I will repeat that. There does not exist a Doctor Who sonic screwdriver vibrator available for retail purchase. Are you kidding me?!?! The world has a sparkling (goddamn sparkling, you guys) icy Twilight dildo but no DOCTOR WHO vibrators?!?!?! WTF internet?!?! You have failed me! I was so flabbergasted by the difficulty of finding such a nerdy obscure sex toy on the internet that I proceeded to lose the next 2 hours of my life to the vortex time suck that is Rule 36.
I was on a mission. I refused to believe that Doctor Who sex toys didn't exist. I needed to know. I needed to find them- not for any personal use- merely on the principle that something with such a massive and cult fandom did not have a plethora of weird kinky shit to go along with it. It's just not normal. I was somewhat correct in my refusal to believe something so nerdy did not have a market for fetishism. I discovered the existence of the "TaRDIS Tickler." Not quite as exciting or pleasing as a vibrating sonic screwdriver, but way more sparkly than that stupid Twi-hard ice dick. (Seriously, if you didn't read the reviews on The Vamp page, you're missing out. Good reads.)

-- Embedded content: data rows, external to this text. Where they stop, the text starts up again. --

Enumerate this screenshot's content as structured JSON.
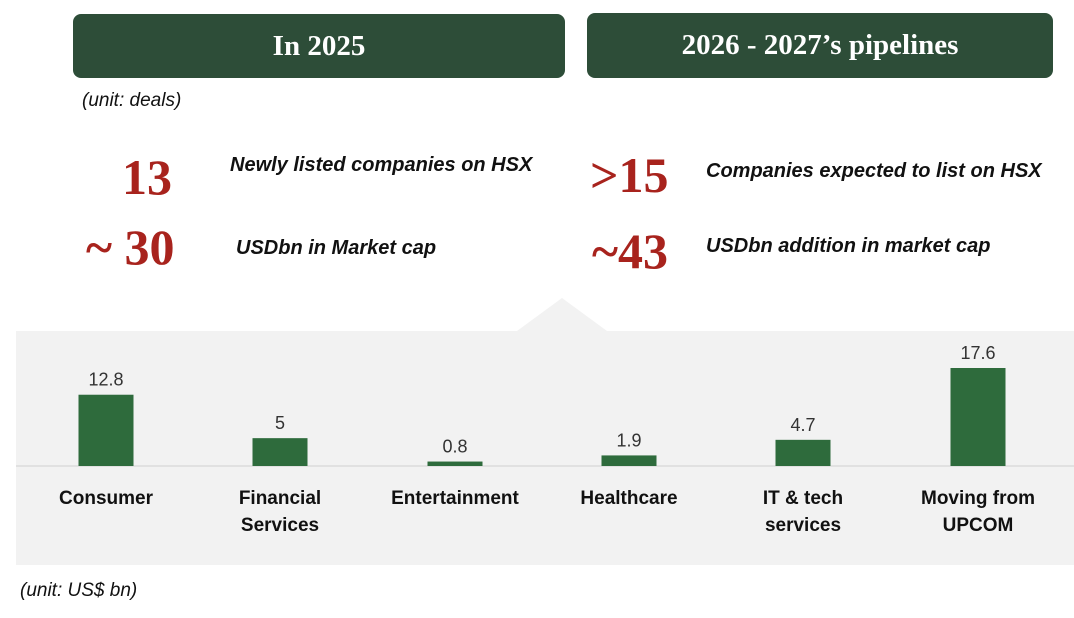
{
  "left_header": "In 2025",
  "right_header": "2026 - 2027’s pipelines",
  "unit_deals": "(unit: deals)",
  "unit_bn": "(unit: US$ bn)",
  "stats_2025": [
    {
      "value": "13",
      "label": "Newly listed companies on HSX"
    },
    {
      "value": "~ 30",
      "label": "USDbn in Market cap"
    }
  ],
  "stats_pipeline": [
    {
      "value": ">15",
      "label": "Companies expected to list on HSX"
    },
    {
      "value": "~43",
      "label": "USDbn addition in market cap"
    }
  ],
  "colors": {
    "header_bg": "#2d4d38",
    "accent_red": "#a8231d",
    "bar": "#2e6b3c",
    "panel_bg": "#f2f2f2"
  },
  "chart_data": {
    "type": "bar",
    "categories": [
      [
        "Consumer"
      ],
      [
        "Financial",
        "Services"
      ],
      [
        "Entertainment"
      ],
      [
        "Healthcare"
      ],
      [
        "IT & tech",
        "services"
      ],
      [
        "Moving from",
        "UPCOM"
      ]
    ],
    "values": [
      12.8,
      5,
      0.8,
      1.9,
      4.7,
      17.6
    ],
    "data_labels": [
      "12.8",
      "5",
      "0.8",
      "1.9",
      "4.7",
      "17.6"
    ],
    "ylim": [
      0,
      17.6
    ],
    "grid": false,
    "legend": "none"
  }
}
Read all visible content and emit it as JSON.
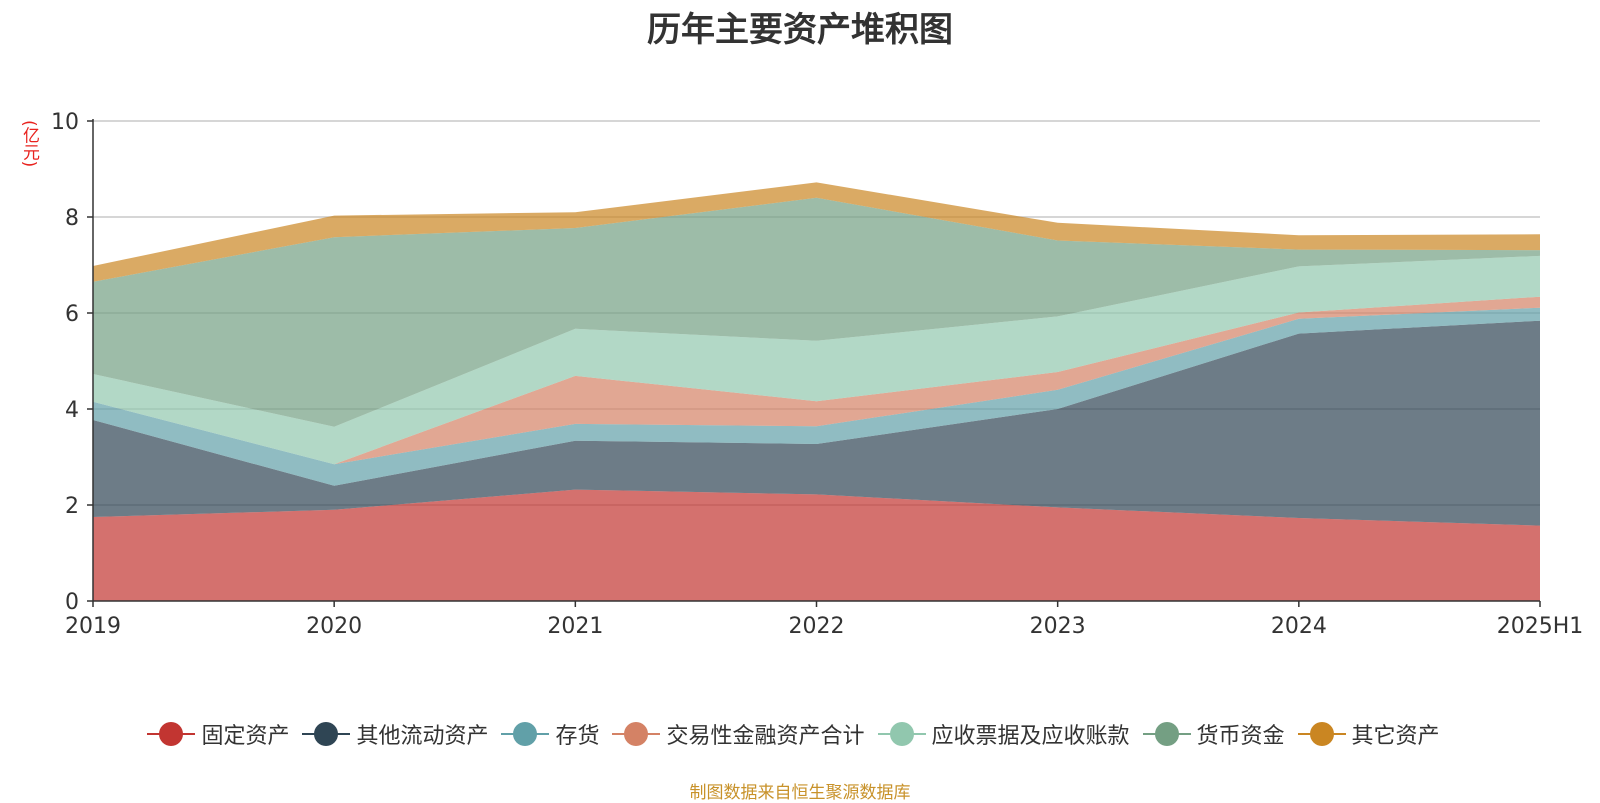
{
  "chart_data": {
    "type": "area",
    "title": "历年主要资产堆积图",
    "ylabel": "(亿元)",
    "xlabel": "",
    "categories": [
      "2019",
      "2020",
      "2021",
      "2022",
      "2023",
      "2024",
      "2025H1"
    ],
    "ylim": [
      0,
      10
    ],
    "yticks": [
      "0",
      "2",
      "4",
      "6",
      "8",
      "10"
    ],
    "stacked": true,
    "grid": true,
    "legend_position": "bottom",
    "series": [
      {
        "name": "固定资产",
        "color": "#c23531",
        "values": [
          1.75,
          1.9,
          2.32,
          2.22,
          1.95,
          1.73,
          1.57
        ]
      },
      {
        "name": "其他流动资产",
        "color": "#2f4554",
        "values": [
          2.02,
          0.5,
          1.02,
          1.05,
          2.05,
          3.84,
          4.27
        ]
      },
      {
        "name": "存货",
        "color": "#61a0a8",
        "values": [
          0.38,
          0.45,
          0.35,
          0.37,
          0.4,
          0.31,
          0.27
        ]
      },
      {
        "name": "交易性金融资产合计",
        "color": "#d48265",
        "values": [
          0.0,
          0.0,
          1.0,
          0.52,
          0.37,
          0.13,
          0.23
        ]
      },
      {
        "name": "应收票据及应收账款",
        "color": "#91c7ae",
        "values": [
          0.58,
          0.78,
          0.98,
          1.26,
          1.16,
          0.96,
          0.85
        ]
      },
      {
        "name": "货币资金",
        "color": "#749f83",
        "values": [
          1.92,
          3.95,
          2.1,
          2.98,
          1.58,
          0.35,
          0.12
        ]
      },
      {
        "name": "其它资产",
        "color": "#ca8622",
        "values": [
          0.33,
          0.45,
          0.33,
          0.32,
          0.37,
          0.3,
          0.33
        ]
      }
    ]
  },
  "source_note": "制图数据来自恒生聚源数据库"
}
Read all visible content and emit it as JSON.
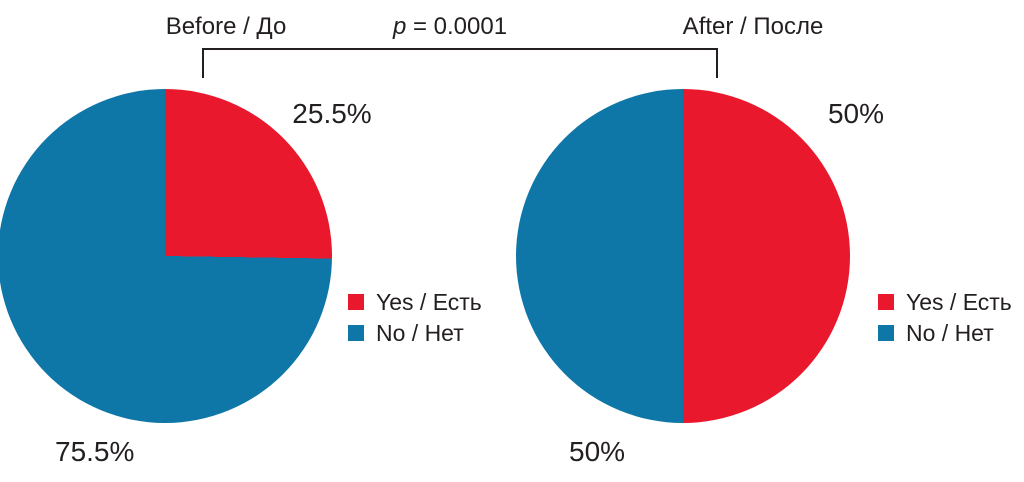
{
  "annotation": {
    "p_symbol": "p",
    "p_rest": " = 0.0001"
  },
  "colors": {
    "yes": "#E9182C",
    "no": "#0F76A8",
    "text": "#231F20",
    "bracket_line": "#231F20",
    "background": "#FFFFFF"
  },
  "chart_data": [
    {
      "type": "pie",
      "title": "Before / До",
      "labels": [
        "Yes / Есть",
        "No / Нет"
      ],
      "values": [
        25.5,
        75.5
      ],
      "slice_labels": [
        "25.5%",
        "75.5%"
      ],
      "colors": [
        "#E9182C",
        "#0F76A8"
      ],
      "start_angle_deg": 0,
      "direction": "clockwise",
      "legend_position": "right"
    },
    {
      "type": "pie",
      "title": "After / После",
      "labels": [
        "Yes / Есть",
        "No / Нет"
      ],
      "values": [
        50,
        50
      ],
      "slice_labels": [
        "50%",
        "50%"
      ],
      "colors": [
        "#E9182C",
        "#0F76A8"
      ],
      "start_angle_deg": 0,
      "direction": "clockwise",
      "legend_position": "right"
    }
  ]
}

I finally found my answers through the Houston Press and Geek Kink (unfortunately, their Etsy account is no longer active.) There exists a crowd-sourced Sonic Vibrator, but only one Sonic Screwdriver vibrator. The only known Sonic Screwdriver Vibrator I could find in existence was a custom order through Geek Kink. They sell plenty of other items that I'm not shocked exist: TaRDIS BDSM paddles, My Little Pony BDSM paddles (you know, normal Rule 36 stuff) but only one custom 10th Doctor's Sonic Screwdriver vibrator.
|Etsy's got weird shit, you guys.|
Wait a tick-
I honestly wonder what the licensing rights to Doctor Who sonic screwdriver sex toys would cost to procure... Oh my god, I'm sitting on a million dollar idea, you guys! Who knows a good patent & licensing attorney?!
And this is why I never get anything done.